Un juego de ritmo musicalmente innovador que permite mezclar y componer pistas mediante pads. La creatividad del concepto y la diversidad de géneros musicales lo convierten en una experiencia única. Un título de nicho pero de culto, difícil de encontrar hoy en día.
Vuestro veredicto
Categoría
Ritmo4 jugadores3+
Cooperativo
Descripción
Secuela de Frequency desarrollada por Harmonix en 2003, este juego de ritmo obliga a saltar entre pistas instrumentales para reconstruir canciones enteras. Su lista electrónica y rock y su estética de neón lo convierten en antecesor directo de los futuros Guitar Hero y Rock Band.
Análisis de Amplitude
4/5
Dir. artística
★★★★★
"Llamativa"
MAX
Música
★★★★★
"Legendaria"
1/5
Historia
★★★★★
"Anecdótico"
Pionero firmado por Harmonix, el juego hace literalmente construir la música disparando a objetivos al ritmo, cada acción añadiendo una capa al tema electro. Techno, drum'n'bass y beats nerviosos se funden con el gameplay hasta el punto de que jugar es mezclar. Esa embriaguez rítmica visionaria anunciaba toda una revolución musical.
Jugabilidad
"Excelente"
Diversión
"Desde los primeros segundos"
Lanzarse por una autopista de notas futurista activando las pistas de un tema electrónico para reconstruirlo capa a capa: la idea es tan embriagadora como hipnótica. La diversión nace de esa fusión de reflejo y música, donde cada encadenamiento logrado hace brotar el sonido. Estiloso, rápido y tremendamente adictivo, un juego de ritmo vanguardista y gozoso.
Adicción
"Obsesivo"
Viajar por un túnel sonoro activando cada pista de instrumento con el gatillo reconstruye el tema capa a capa en una embriaguez hipnótica. Desbloquear temas y bonus de potencia reaviva las ganas de encadenar pistas. El concepto abstracto desconcierta al principio, pero esa construcción musical interactiva sigue siendo un placer nervioso de una fluidez notable.

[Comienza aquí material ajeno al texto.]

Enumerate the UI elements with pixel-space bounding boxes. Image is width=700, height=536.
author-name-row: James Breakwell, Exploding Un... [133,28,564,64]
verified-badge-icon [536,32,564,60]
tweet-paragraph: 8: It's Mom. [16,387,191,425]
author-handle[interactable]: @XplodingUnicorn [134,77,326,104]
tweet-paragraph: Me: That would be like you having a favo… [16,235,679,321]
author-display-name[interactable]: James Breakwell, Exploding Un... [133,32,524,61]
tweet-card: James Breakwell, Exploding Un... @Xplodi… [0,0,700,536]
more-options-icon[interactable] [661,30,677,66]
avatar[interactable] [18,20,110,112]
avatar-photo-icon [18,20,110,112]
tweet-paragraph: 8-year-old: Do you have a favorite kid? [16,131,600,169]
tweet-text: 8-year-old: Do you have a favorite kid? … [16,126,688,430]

Juego de ritmo de Harmonix donde se activan las pistas de un tema en un circuito en túnel, antecedente directo de los futuros Guitar Hero y Rock Band del mismo estudio. Aún común, su interés reside en ese estatus de precursor de un género vuelto fenómeno más que en la rareza. Una pieza de primer orden para aficionados al juego musical que quieren entender el ADN de un estudio mayor del género.
Una joya desconocida
Antes de que Harmonix revolucionara el juego musical con Guitar Hero y Rock Band, el estudio ya pulía su fórmula en este ritmo abstracto en el que recorres túneles de notas sobre un fondo electro. Salió demasiado pronto y sin licencias llamativas, y solo conquistó a un círculo de iniciados. Un placer hipnótico para quien ama el ritmo puro y la sensación de velocidad.
La diversión en grupo
Viaje musical futurista donde revientas notas sobre pistas sonoras que remezclas en directo, solo o entre varios en una misma pantalla. La fórmula luce tanto en cooperación, montando un tema a varias manos, como en duelo para sabotear al vecino. Hipnótico y nervioso, crea sesiones donde el ritmo y los reflejos mandan, y donde cada remix logrado suelda al grupo en un mismo groove.
¿Merece la pena jugar a Amplitude en 2026?
Lanzado en 2003 en PS2, el proyecto de Harmonix prolonga la fórmula Frequency en una experiencia rítmica abstracta donde el jugador salta de pista en pista para activar los instrumentos. La selección electrónica e indie compone un viaje de cuarenta temas firmados P!nk, Garbage o Logan 7. La conducción es límpida y la lectura rápida. El cierre del online corta parte del contenido. Recomendado para devotos del ritmo abstracto y fans Harmonix.